None of this is bad in isolation. But it makes the diff bigger, the review longer, and the code more complex than the feature warrants.

How to diagnose: The output works and does what you asked — plus a bunch of things you didn’t ask for. The diff is 3x larger than expected.

The fix: Add explicit constraints to your spec.

### Constraints
- No loading states (data is already in memory)
- No new dependencies
- No abstraction layers — this is a one-off component
- No error boundaries (the parent already handles errors)
- Keep it under 80 lines

Constraints are the most underused part of spec writing. They tell the agent what not to build, which is just as important as telling it what to build.
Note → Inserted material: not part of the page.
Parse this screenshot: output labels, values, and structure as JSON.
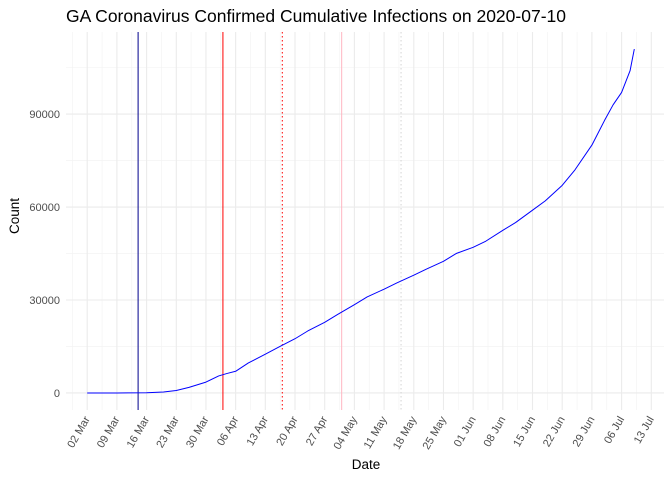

I’ve found that 3–4 constraint lines cut unnecessary diff size by 40–50%.

The meta-lesson

Bad output is almost always bad input.

I know that’s uncomfortable. It’s easier to blame the tool than the instruction. But after hundreds of delegated tasks, the correlation is clear: tight specs produce good output. Vague specs produce creative interpretation. Every time.

The good news is that this is entirely in your control. You can’t make the AI smarter. You can make your specs better. And better specs have a 1:10 payoff — 2 minutes of spec clarity saves 20 minutes of correction.

The diagnosis workflow

When output misses the mark, I run through this checklist:

Read the diff. What did it actually do?
Re-read the spec. What did I actually ask for?
Find the gap. Where does the output diverge from the intent?
Categorize. Which of the 5 reasons caused it?
Fix the spec, not the code. Correct the spec and re-run. Don’t manually fix the output — you’ll hit the same problem next time if the spec isn’t fixed.

Step 5 is counterintuitive. When the output is 80% right, the temptation is to just fix the 20% by hand. Resist it. Fix the spec. Re-run the task. Now you have a spec that works, and you can reuse that pattern for similar tasks.

This is the review skill that matters most — not reading code, but reading your own specs critically. Reviewing AI-generated code covers the full review process. And if you want to write specs that get it right on the first pass, start with the common mistakes post to see the patterns that trip people up most.

The AI is consistent. Give it the same input, it produces similar output. If the output is wrong, change the input.